The key to life is a strong core. Your belly is your will center. It sends out its own signals to everyone you meet. Activating this energy center can be enormously helpful before any confrontation or speaking engagement. I know you hate crunches. Everyone does. Just know a strong core is a key part of maintaining your vitality as you age as well as your physical stature. I’m not saying you need to have a tiny waist. I’m saying the strength of the muscles in your abdomen will help support you physically and emotionally. They literally “have your back.”
Get in touch with your Sexy.
Many of us are tired. We have children and careers and a never-ending to-do list. Making time to foster our sensuality isn’t usually on the top of that list. And we are miserable for it. We are sensual creatures by nature and our bodies miss our love, our kindness, our attention. As a society we have denied our pleasure for too many reasons to discuss here.
But just because our sensuality hasn’t been a priority before, doesn’t mean it can’t be now. The days of our mother’s martyrdom are over, ladies! Are you really going to live the rest of your life miserable and tired? And wake up when the kids are off to college and you haven’t connected to your husband on any meaningful level in years and are so far removed from each other that the only possible answer is divorce?

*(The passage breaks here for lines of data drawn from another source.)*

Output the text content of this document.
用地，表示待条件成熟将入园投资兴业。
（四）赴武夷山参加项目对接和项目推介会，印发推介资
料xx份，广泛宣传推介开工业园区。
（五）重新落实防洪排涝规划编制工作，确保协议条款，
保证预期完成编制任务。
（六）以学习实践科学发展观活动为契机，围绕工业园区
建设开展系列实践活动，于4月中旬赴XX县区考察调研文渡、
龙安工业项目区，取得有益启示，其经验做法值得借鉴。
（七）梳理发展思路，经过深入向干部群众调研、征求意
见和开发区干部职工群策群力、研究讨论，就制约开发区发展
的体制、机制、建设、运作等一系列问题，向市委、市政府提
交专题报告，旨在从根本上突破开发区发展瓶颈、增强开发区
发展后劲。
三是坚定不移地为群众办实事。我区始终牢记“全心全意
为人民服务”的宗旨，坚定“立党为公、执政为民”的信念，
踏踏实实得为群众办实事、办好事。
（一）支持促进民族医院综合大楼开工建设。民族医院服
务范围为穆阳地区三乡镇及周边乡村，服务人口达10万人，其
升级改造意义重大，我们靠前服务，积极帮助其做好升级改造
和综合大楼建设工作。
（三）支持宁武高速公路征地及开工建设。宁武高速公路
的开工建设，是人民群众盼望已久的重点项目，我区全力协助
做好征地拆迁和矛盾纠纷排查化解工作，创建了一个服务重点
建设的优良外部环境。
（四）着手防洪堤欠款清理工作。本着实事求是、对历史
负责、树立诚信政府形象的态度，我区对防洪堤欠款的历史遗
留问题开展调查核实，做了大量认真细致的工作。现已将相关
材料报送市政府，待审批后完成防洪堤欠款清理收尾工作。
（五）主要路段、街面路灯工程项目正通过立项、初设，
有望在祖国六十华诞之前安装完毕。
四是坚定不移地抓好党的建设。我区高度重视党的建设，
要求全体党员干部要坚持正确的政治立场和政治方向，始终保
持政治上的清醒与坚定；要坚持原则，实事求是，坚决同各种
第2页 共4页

That worst-case scenario can be avoided with action now. And it involves work. Work, which you don’t have time for. I thought the same thing. But here’s the thing with the Universe: if you start paying attention to the things that matter, pockets of time you didn’t know you had start showing up. And part of feeling sexy is loving yourself as you currently are. I know it’s a tall order. We have been conditioned to hate all aspects of our bodies that aren’t “perfect,” as the definition in our culture goes. That’s where we as women have to find our balls, get in touch with that aforementioned aggression, and say the hell with social standards. Aren’t you tired of beating yourself up for not being perfect? Or hiding parts of your body or parts of your personality for fear of being judged? We all put on our best faces for the outside world when in our deepest souls, we want to be seen and loved and accepted as we truly are. We admire brave souls for coming out of whatever closet they’ve been in to live their truth. They are heroines because they are taking a risk to be who they truly are. And that’s sexy.
Get in touch with your Family.
We are still the biggest influence on our families. We forget that. Many of us have relinquished our influence to our children’s peers and social media and we have a hopeless attitude toward it all. I refuse to let our society ruin the decade of hard work I have put into my son. And the best thing I can do for him is to be a good role model of a strong woman. He sees me work to get out of my comfort zone on a daily basis. He sees me strive to fulfill “unattainable” dreams. I want him to know nothing is unattainable. Last week, he gave me a paper flower and each petal had a word on it to describe his mom. “Loving, playful, and kind” were all on there and they are important! But my favorite was “perseveres.” He sees me fight for my truth every day and my one wish for him is that he never forgets his.
So as it turns out, we Gen X-ers are being called to be a generation of fighters. There are too many influencers in the world with their own selfish agendas hoping their manipulations go unnoticed. So get clarity about what’s important to you. You’re going to have to fight for it. That requires you to be bold, be seen, feel it all with an open heart, and know you are living by your own rules.